A denúncia foi enviada à Organização das Nações Unidas (ONU) e à Comissão Interamericana de Direitos Humanos (CIDH), e indica "execuções sumárias, arbitrárias e extrajudiciais", na Operação Escudo, deflagrada no litoral paulista.
A Defensoria Pública pede providências imediatas, como a garantia da perícia e investigação independente sobre os casos, a fim de preservar os elementos que podem servir de evidência no local de morte e violações de direitos humanos.
O documento também solicita a obrigatoriedade do equipamento e uso das câmeras corporais nas fardas dos agentes de segurança, sobretudo nas operações policiais.
No final de fevereiro, o governo estadual promoveu uma série de mudanças no alto escalão da Polícia Militar de São Paulo, que abriram caminho para o protagonismo de oficiais com perfil bolsonarista. O número 2 da corporação, crítico das operações letais da PM, foi substituído por um ex-comandante da Rota, contrário à ampliação da política de câmeras policiais.
Sob o comando de Guilherme Derrite, secretário de Segurança Pública, a letalidade da PM-SP voltou a crescer após três anos. 540 pessoas foram mortas no primeiro ano do governo Tarcísio com Derrite como secretário de segurança pública. O aumento foi de 13% em comparação aos óbitos de 2022.
Em 2024, policiais assassinaram mais de 130 pessoas até a terceira semana de fevereiro, sendo que 121 (93%) foram à óbito em supostos confrontos com a Polícia Militar. Nos 20 primeiros dias de fevereiro, foram registradas 70 mortes, mais que o dobro de mortes causadas em 2022 e em 2023.
Iniciada em 2 de fevereiro, a Operação Verão já executou 40 pessoas na Baixada Santista. Ao ultrapassar o número de óbitos na Operação Escudo, esta se tornou a segunda operação mais letal na história de São Paulo, atrás somente do Massacre do Carandiru, ocorrido em 1992.
Quando questionado sobre a denúncia de violência policial levada à ONU, Tarcísio de Freitas reagiu: "Sinceramente, nós temos muita tranquilidade com relação ao que está sendo feito. E aí o pessoal pode ir na ONU, na Liga da Justiça, no raio que o parta que eu não tô nem aí".
Outro lado
A Secretaria de Segurança Pública de São Paulo (SSP-SP), comunicou que a Polícia Militar irá "analisar os relatos dos socorristas do Samu [Serviço de Atendimento Móvel de Urgência] apresentados pela reportagem, garantindo que o serviço de saúde faça seu trabalho corretamente", disse, em nota à Agência Brasil.

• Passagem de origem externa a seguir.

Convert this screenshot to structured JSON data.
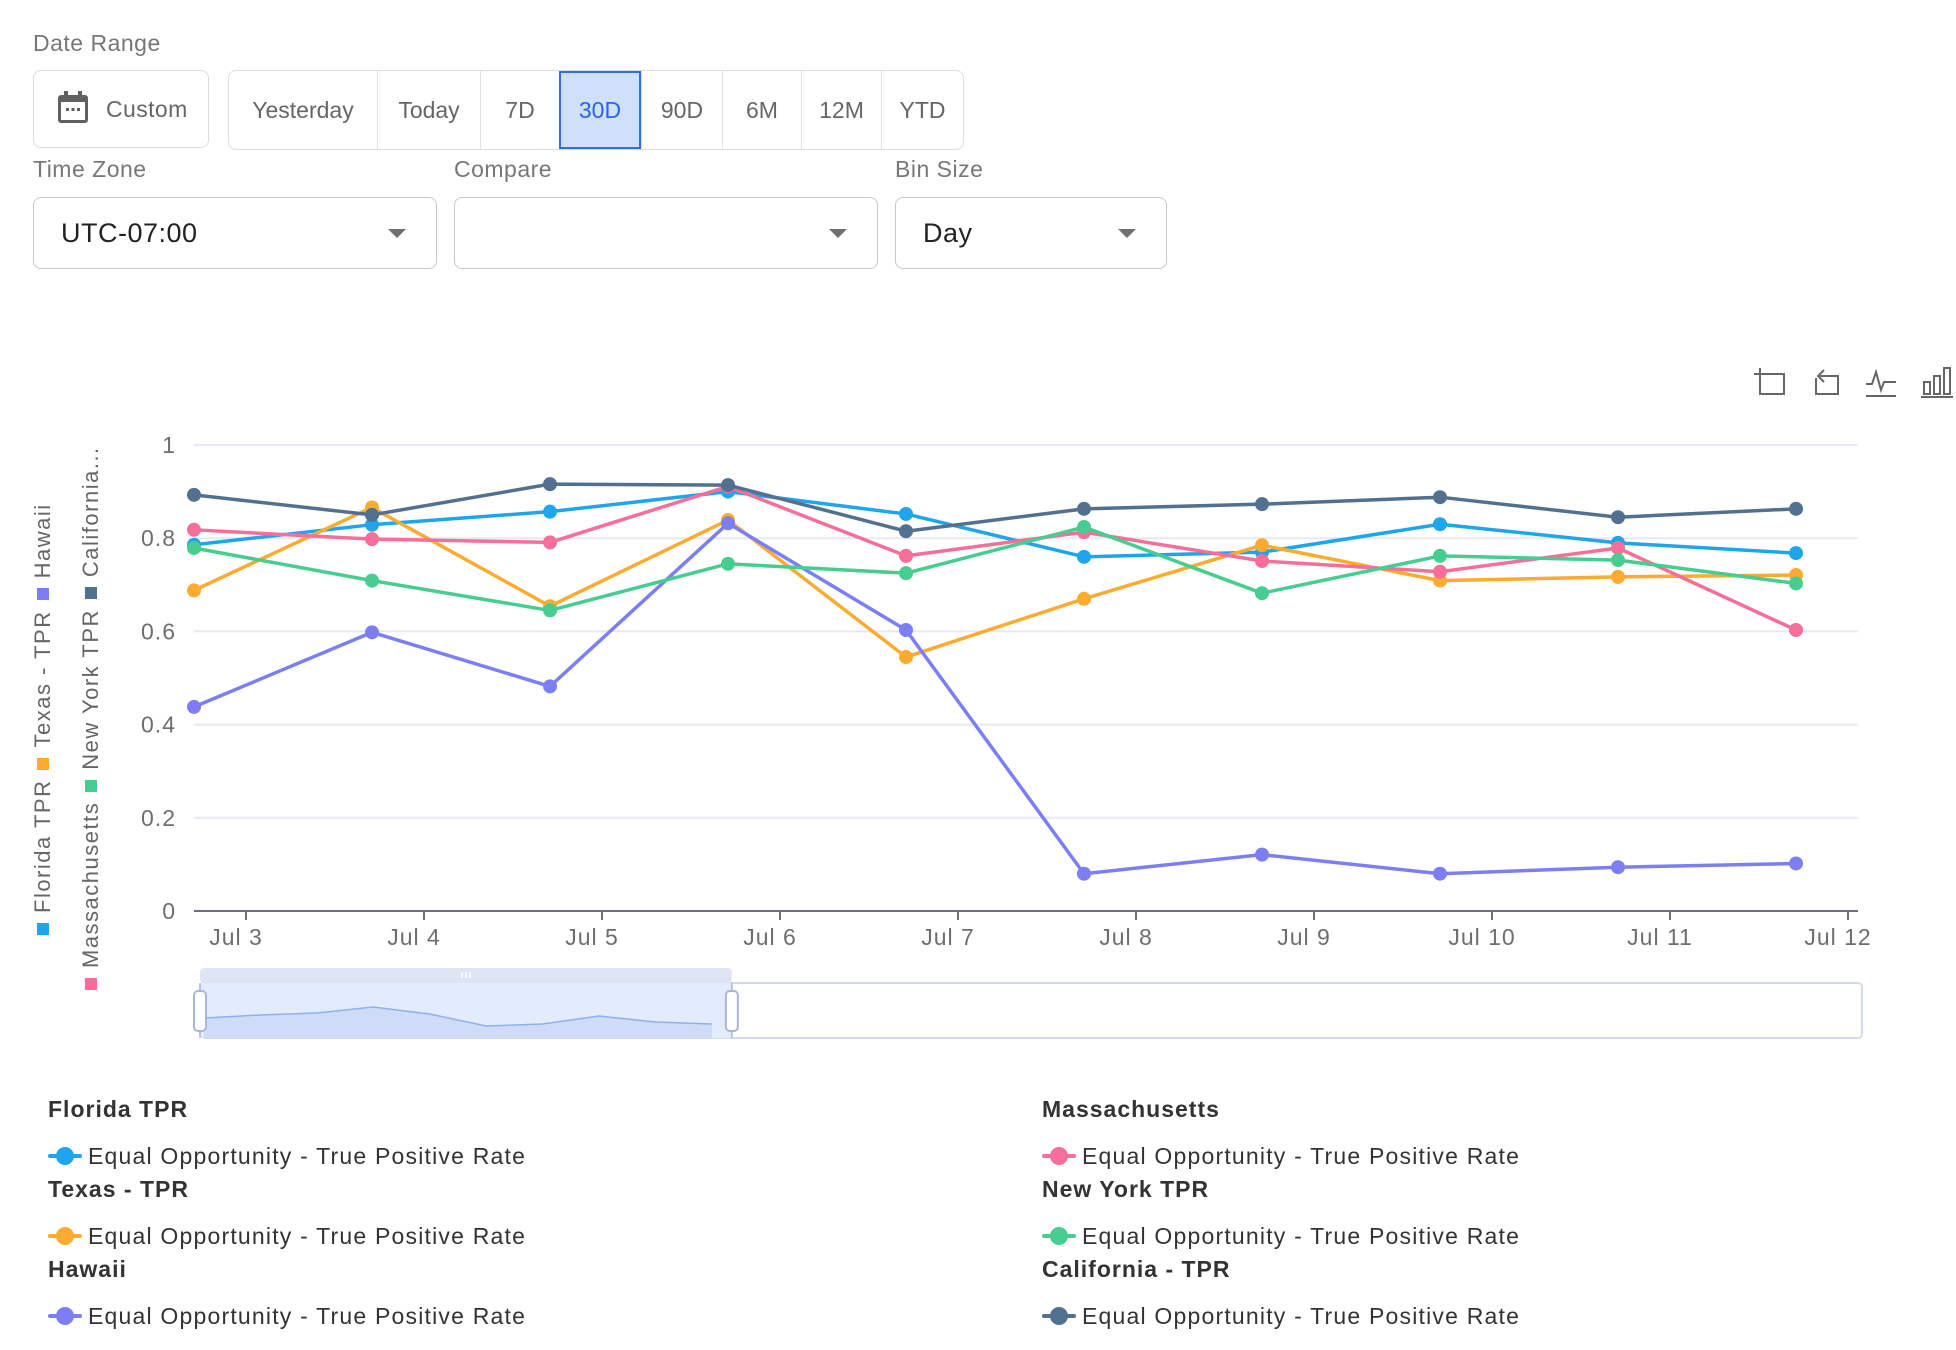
{
  "filters": {
    "date_range_label": "Date Range",
    "custom_label": "Custom",
    "ranges": [
      "Yesterday",
      "Today",
      "7D",
      "30D",
      "90D",
      "6M",
      "12M",
      "YTD"
    ],
    "active_range": "30D",
    "time_zone": {
      "label": "Time Zone",
      "value": "UTC-07:00"
    },
    "compare": {
      "label": "Compare",
      "value": ""
    },
    "bin_size": {
      "label": "Bin Size",
      "value": "Day"
    }
  },
  "toolbox": [
    "data-zoom-icon",
    "restore-icon",
    "line-chart-icon",
    "bar-chart-icon"
  ],
  "legend_vertical": [
    [
      "Florida TPR",
      "Texas - TPR",
      "Hawaii"
    ],
    [
      "Massachusetts",
      "New York TPR",
      "California..."
    ]
  ],
  "chart_data": {
    "type": "line",
    "title": "",
    "xlabel": "",
    "ylabel": "",
    "x": [
      "Jul 3",
      "Jul 4",
      "Jul 5",
      "Jul 6",
      "Jul 7",
      "Jul 8",
      "Jul 9",
      "Jul 10",
      "Jul 11",
      "Jul 12"
    ],
    "x_ticks": [
      "Jul 3",
      "Jul 4",
      "Jul 5",
      "Jul 6",
      "Jul 7",
      "Jul 8",
      "Jul 9",
      "Jul 10",
      "Jul 11",
      "Jul 12"
    ],
    "y_ticks": [
      "0",
      "0.2",
      "0.4",
      "0.6",
      "0.8",
      "1"
    ],
    "ylim": [
      0,
      1
    ],
    "grid": true,
    "legend_position": "left-vertical and bottom",
    "data_zoom": {
      "start_fraction": 0.0,
      "end_fraction": 0.32
    },
    "series": [
      {
        "name": "Florida TPR",
        "metric": "Equal Opportunity - True Positive Rate",
        "color": "#1ea5ec",
        "values": [
          0.786,
          0.829,
          0.857,
          0.9,
          0.852,
          0.76,
          0.77,
          0.83,
          0.79,
          0.768
        ]
      },
      {
        "name": "Texas - TPR",
        "metric": "Equal Opportunity - True Positive Rate",
        "color": "#fbab30",
        "values": [
          0.688,
          0.866,
          0.654,
          0.839,
          0.545,
          0.67,
          0.785,
          0.709,
          0.717,
          0.721
        ]
      },
      {
        "name": "Hawaii",
        "metric": "Equal Opportunity - True Positive Rate",
        "color": "#7c7ff3",
        "values": [
          0.438,
          0.598,
          0.482,
          0.832,
          0.603,
          0.08,
          0.121,
          0.08,
          0.094,
          0.102
        ]
      },
      {
        "name": "Massachusetts",
        "metric": "Equal Opportunity - True Positive Rate",
        "color": "#f56f98",
        "values": [
          0.818,
          0.798,
          0.791,
          0.911,
          0.762,
          0.813,
          0.751,
          0.728,
          0.779,
          0.603
        ]
      },
      {
        "name": "New York TPR",
        "metric": "Equal Opportunity - True Positive Rate",
        "color": "#46cd8f",
        "values": [
          0.779,
          0.709,
          0.645,
          0.745,
          0.725,
          0.824,
          0.682,
          0.762,
          0.753,
          0.703
        ]
      },
      {
        "name": "California - TPR",
        "metric": "Equal Opportunity - True Positive Rate",
        "color": "#52708f",
        "values": [
          0.893,
          0.85,
          0.916,
          0.914,
          0.815,
          0.863,
          0.873,
          0.888,
          0.845,
          0.863
        ]
      }
    ]
  }
}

"Ressalta que o trabalho da perícia é fundamental para a investigação dos casos. A não realização da perícia técnica é exceção e pode ocorrer por fatores como em casos de chuva, localidade, em áreas de difícil acesso como em mangues e etc", declarou a SSP=SP.
De acordo com a secretaria, todos os casos de mortes decorrentes de intervenção policial (MDIP) são investigados pelas polícias Civil e Militar, com acompanhamento do Ministério Público e do Poder Judiciário, e das corregedorias das instituições.
"É importante reforçar que os casos MDIP são consequência direta da reação violenta de criminosos à ação da polícia no combate ao crime organizado, que tem presença na Baixada Santista e já vitimou três policiais militares desde 26 de janeiro. A opção pelo confronto é do suspeito, colocando em risco a vida do policial e da população", alegou a SSP.
O governador do estado de São Paulo, Tarcisio de Freitas, se queixou de uma suposta denúncia sem fundamento, em coletiva de imprensa realizada na sexta-feira (8): "Você conversa com o pessoal da Santa Casa de Santos, nenhuma informação dessa foi veiculada. É uma tremenda irresponsabilidade levantar esse tipo de situação sem evidência, sem lastro", disse.
Armas apreendidas de CACs
Um relatório do Tribunal de Contas da União apontou que pelo menos 8% das armas apreendidas em atividades criminosas no estado de São Paulo pertenciam a Colecionadores, Atiradores e Caçadores (CACs). A lista se refere a apreensões policiais – feitos majoritariamente pela Polícia Militar – em casos de flagrantes de crimes como roubo, porte ilegal e ameaça.
O documento indica que, das mais de 47 mil armas recolhidas entre 2015 e 2020, 3.873 eram de CACs. Ao menos 1.312 (33,8%) delas foram adquiridas e registradas no Exército a partir do início do governo do ex-presidente Jair Bolsonaro (PL), ferrenho defensor do armamentismo.
Cerca de metade das armas apreendidas apresentavam numeração suprimida, o que impossibilita a associação das armas com o registro. De acordo com o Sistema de Gerenciamento Militar de Armas (Sigma), base de dados do Exército, há mais de 1,3 milhão de armas nas mãos de CACs. As informações são da Folha de S.Paulo.